All of that mythmaking could make his work daunting, but the fact of the matter is that Saunders’ stories are just that damn good, instantly inviting and compelling, then backed up with incomparable quality. Tenth Of December, his fourth story collection and first in six years, maintains the high standard set by his previous collections, and it’s the most accessible book of his career.
Saunders’ most memorable stories—“CivilWarLand In Bad Decline,” “Pastoralia,” and “Sea Oak” are among the most heavily referenced—depict one dreamlike, fantastical element woven into a poignant reality just enough unlike the real world to be unsettling. “The Semplica Girl Diaries” is that story for Tenth Of December. A working man struggles to make ends meet for his family, then suddenly wins a scratch-off lottery. He and his wife choose to surprise their daughter with a display of Semplica Girls: Third World immigrant workers with wires woven through their heads so they can be displayed as gaudy displays of wealth. It’s terrifying, heartbreaking, and allegorical, and the most impressive story in a collection full of thought-provoking work.
Better than any of Saunders’ previous collections, Tenth Of December demonstrates his ever-expanding range as a short-story author. “The Semplica Girl Diaries” covers epistolary narratives. “Tenth Of December” and “Victory Lap” weave together multiple narrators, and the latter brilliantly skewers sheltered suburbanites and overly aggressive helicopter parents. “Puppy,” a 2008 Best American Short Stories selection, throws together narrators from opposite socioeconomic spectrums during a vital misunderstanding. “Home” is a darkly comic vision of a soldier’s return to a country he no longer understands. “My Chivalric Fiasco” is another facet of Saunders’ fascination with sadly twisted theme parks. “Escape From Spiderhead” is an exploration of dehumanized lab conditions, and another Best American selection from 2010. Saunders isn’t just inventive in one vein, he’s broadened over the course of his career while maintaining an astounding depth of insight.
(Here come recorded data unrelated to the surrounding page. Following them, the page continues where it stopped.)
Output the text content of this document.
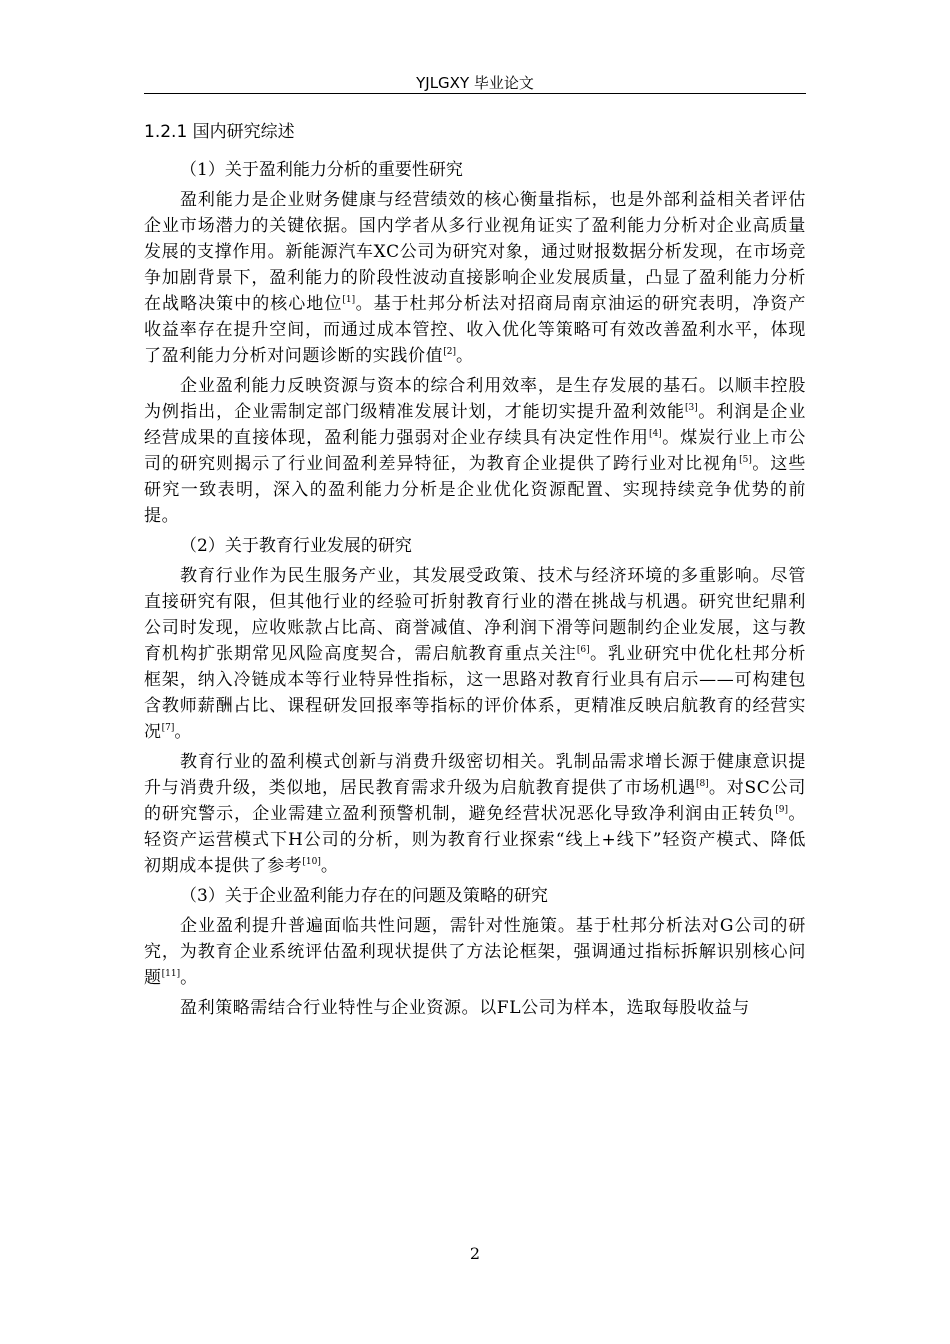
YJLGXY 毕业论文
1.2.1 国内研究综述
（1）关于盈利能力分析的重要性研究

盈利能力是企业财务健康与经营绩效的核心衡量指标，也是外部利益相关者评估企业市场潜力的关键依据。国内学者从多行业视角证实了盈利能力分析对企业高质量发展的支撑作用。新能源汽车XC公司为研究对象，通过财报数据分析发现，在市场竞争加剧背景下，盈利能力的阶段性波动直接影响企业发展质量，凸显了盈利能力分析在战略决策中的核心地位[1]。基于杜邦分析法对招商局南京油运的研究表明，净资产收益率存在提升空间，而通过成本管控、收入优化等策略可有效改善盈利水平，体现了盈利能力分析对问题诊断的实践价值[2]。

企业盈利能力反映资源与资本的综合利用效率，是生存发展的基石。以顺丰控股为例指出，企业需制定部门级精准发展计划，才能切实提升盈利效能[3]。利润是企业经营成果的直接体现，盈利能力强弱对企业存续具有决定性作用[4]。煤炭行业上市公司的研究则揭示了行业间盈利差异特征，为教育企业提供了跨行业对比视角[5]。这些研究一致表明，深入的盈利能力分析是企业优化资源配置、实现持续竞争优势的前提。

（2）关于教育行业发展的研究

教育行业作为民生服务产业，其发展受政策、技术与经济环境的多重影响。尽管直接研究有限，但其他行业的经验可折射教育行业的潜在挑战与机遇。研究世纪鼎利公司时发现，应收账款占比高、商誉减值、净利润下滑等问题制约企业发展，这与教育机构扩张期常见风险高度契合，需启航教育重点关注[6]。乳业研究中优化杜邦分析框架，纳入冷链成本等行业特异性指标，这一思路对教育行业具有启示——可构建包含教师薪酬占比、课程研发回报率等指标的评价体系，更精准反映启航教育的经营实况[7]。

教育行业的盈利模式创新与消费升级密切相关。乳制品需求增长源于健康意识提升与消费升级，类似地，居民教育需求升级为启航教育提供了市场机遇[8]。对SC公司的研究警示，企业需建立盈利预警机制，避免经营状况恶化导致净利润由正转负[9]。轻资产运营模式下H公司的分析，则为教育行业探索“线上+线下”轻资产模式、降低初期成本提供了参考[10]。

（3）关于企业盈利能力存在的问题及策略的研究

企业盈利提升普遍面临共性问题，需针对性施策。基于杜邦分析法对G公司的研究，为教育企业系统评估盈利现状提供了方法论框架，强调通过指标拆解识别核心问题[11]。

盈利策略需结合行业特性与企业资源。以FL公司为样本，选取每股收益与

2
For more than 15 years, he’s been writing about modern America, but not in a frank or realistic sense. His stories present a looking-glass version of the world, exposing the consequences of modern eccentricities and excesses. When he’s on—and that is frighteningly often, as though he has a direct line to the heart of complex, pulsating modern issues—he’s nothing less than the finest short-story writer alive, and one of a select few who write short fiction almost exclusively, building stories bigger and bigger, until, in his words, they “[discover] a way to be brief.”
It’s uncommon in writers blessed with the gift of incisively hilarious satire, but Saunders’ most valuable quality is his overwhelming compassion for the sad characters he moves through impossible situations. Their plights are heartbreaking and gut-busting. That fascination with cutting deep while also caring big, mining deep to the core of human misery while always leaving a sightline to that little glimmer of hope above, is what makes Saunders’ stories so gripping. It’s impossible to turn away from the slow descent of misery within capitalism to a bleak struggle for survival, but at the same time, Saunders imbues his stories with the possibility that even in such a strange, cacophonous environment, there can be peace.